I conti pubblici italiani 
sono caratterizzati da
una situazione di criticità
strutturale, con il debito
pubblico totale che ha
superato la soglia record
dei 3.150 miliardi di euro
.
 Il rapporto debito/PIL si
aggira attorno al 138%,
proiettando l'Italia al primo
posto in Europa per questa
specifica percentuale.



Il sistema tributario italiano e’ eccessivamente inclinato sul fattore “lavoro”. La gran parte delle entrate pubbliche provengono dalla tassazione delle “buste paghe”. Non sorprende leggere le richieste di più fronti politici e sindacali di spostare la tassazione dal lavoro alle rendite. 

 L’imposta sulle case esiste già, escludendo la prima casa.  Dove sta il problema?

1)  Parlare di imposta patrimoniale significa inimicarsi i  ceti medi (quelli che sostanzialmente decidono le sorti delle forze di governo).
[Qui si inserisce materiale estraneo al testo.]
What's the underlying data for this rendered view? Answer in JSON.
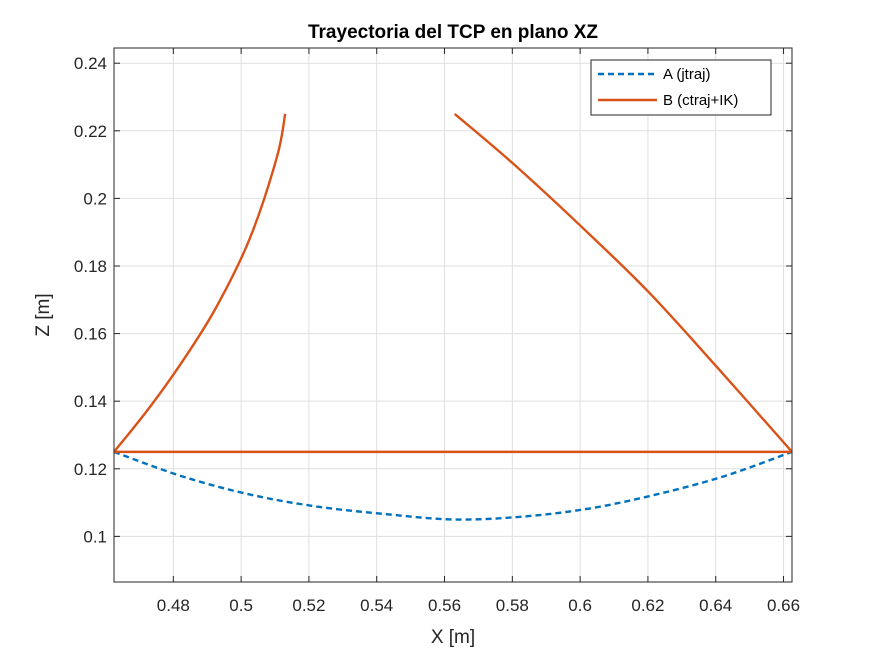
{
  "chart_data": {
    "type": "line",
    "title": "Trayectoria del TCP en plano XZ",
    "xlabel": "X [m]",
    "ylabel": "Z [m]",
    "xlim": [
      0.4625,
      0.6625
    ],
    "ylim": [
      0.0865,
      0.2445
    ],
    "xticks": [
      "0.48",
      "0.5",
      "0.52",
      "0.54",
      "0.56",
      "0.58",
      "0.6",
      "0.62",
      "0.64",
      "0.66"
    ],
    "xtick_values": [
      0.48,
      0.5,
      0.52,
      0.54,
      0.56,
      0.58,
      0.6,
      0.62,
      0.64,
      0.66
    ],
    "yticks": [
      "0.1",
      "0.12",
      "0.14",
      "0.16",
      "0.18",
      "0.2",
      "0.22",
      "0.24"
    ],
    "ytick_values": [
      0.1,
      0.12,
      0.14,
      0.16,
      0.18,
      0.2,
      0.22,
      0.24
    ],
    "grid": true,
    "legend_position": "top-right",
    "series": [
      {
        "name": "A (jtraj)",
        "color": "#0072BD",
        "style": "dashed",
        "x": [
          0.4625,
          0.4825,
          0.5025,
          0.5225,
          0.5425,
          0.5625,
          0.5825,
          0.6025,
          0.6225,
          0.6425,
          0.6625
        ],
        "y": [
          0.125,
          0.1178,
          0.1124,
          0.1088,
          0.1066,
          0.105,
          0.1058,
          0.1082,
          0.1124,
          0.1178,
          0.125
        ]
      },
      {
        "name": "B (ctraj+IK)",
        "color": "#D95319",
        "style": "solid",
        "segments": [
          {
            "x": [
              0.4625,
              0.4725,
              0.4825,
              0.4925,
              0.5025,
              0.5105,
              0.513
            ],
            "y": [
              0.125,
              0.1375,
              0.1515,
              0.1675,
              0.188,
              0.212,
              0.225
            ]
          },
          {
            "x": [
              0.4625,
              0.6625
            ],
            "y": [
              0.125,
              0.125
            ]
          },
          {
            "x": [
              0.563,
              0.58,
              0.6,
              0.62,
              0.64,
              0.6625
            ],
            "y": [
              0.225,
              0.2105,
              0.192,
              0.1725,
              0.1505,
              0.125
            ]
          }
        ]
      }
    ]
  }
}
2)  In Italia la tassa di successione è poco più che simbolica, a differenza di molti altri Paesi. In astratto la tassa di successione sarebbe giusta. Qualcuno ci lascio’ scritto che gli uomini nascono liberi e uguali. È giusto che coloro che hanno la fortuna di nascere in una famiglia ricca contribuiscano in qualche modo all’istruzione, alla salute, alla sicurezza, al benessere dei compatrioti. Però, siamo sempre lì, la tassa di successione finirebbe per colpire le famiglie del ceto medio, ossia lo spazio di qualsiasi forza politica, di destra o di sinistra. Un ceto medio, in anni recenti impoverito dall’inflazione e che comincia a sentire i morsi di quella rivoluzione dell’intelligenza artificiale che cancellerà o almeno ridimensionerà fortemente i lavori che più finora lo hanno caratterizzato.

 3) una cosa certa è che in Italia chi prometterà nuove imposizioni fiscali perderà le elezioni.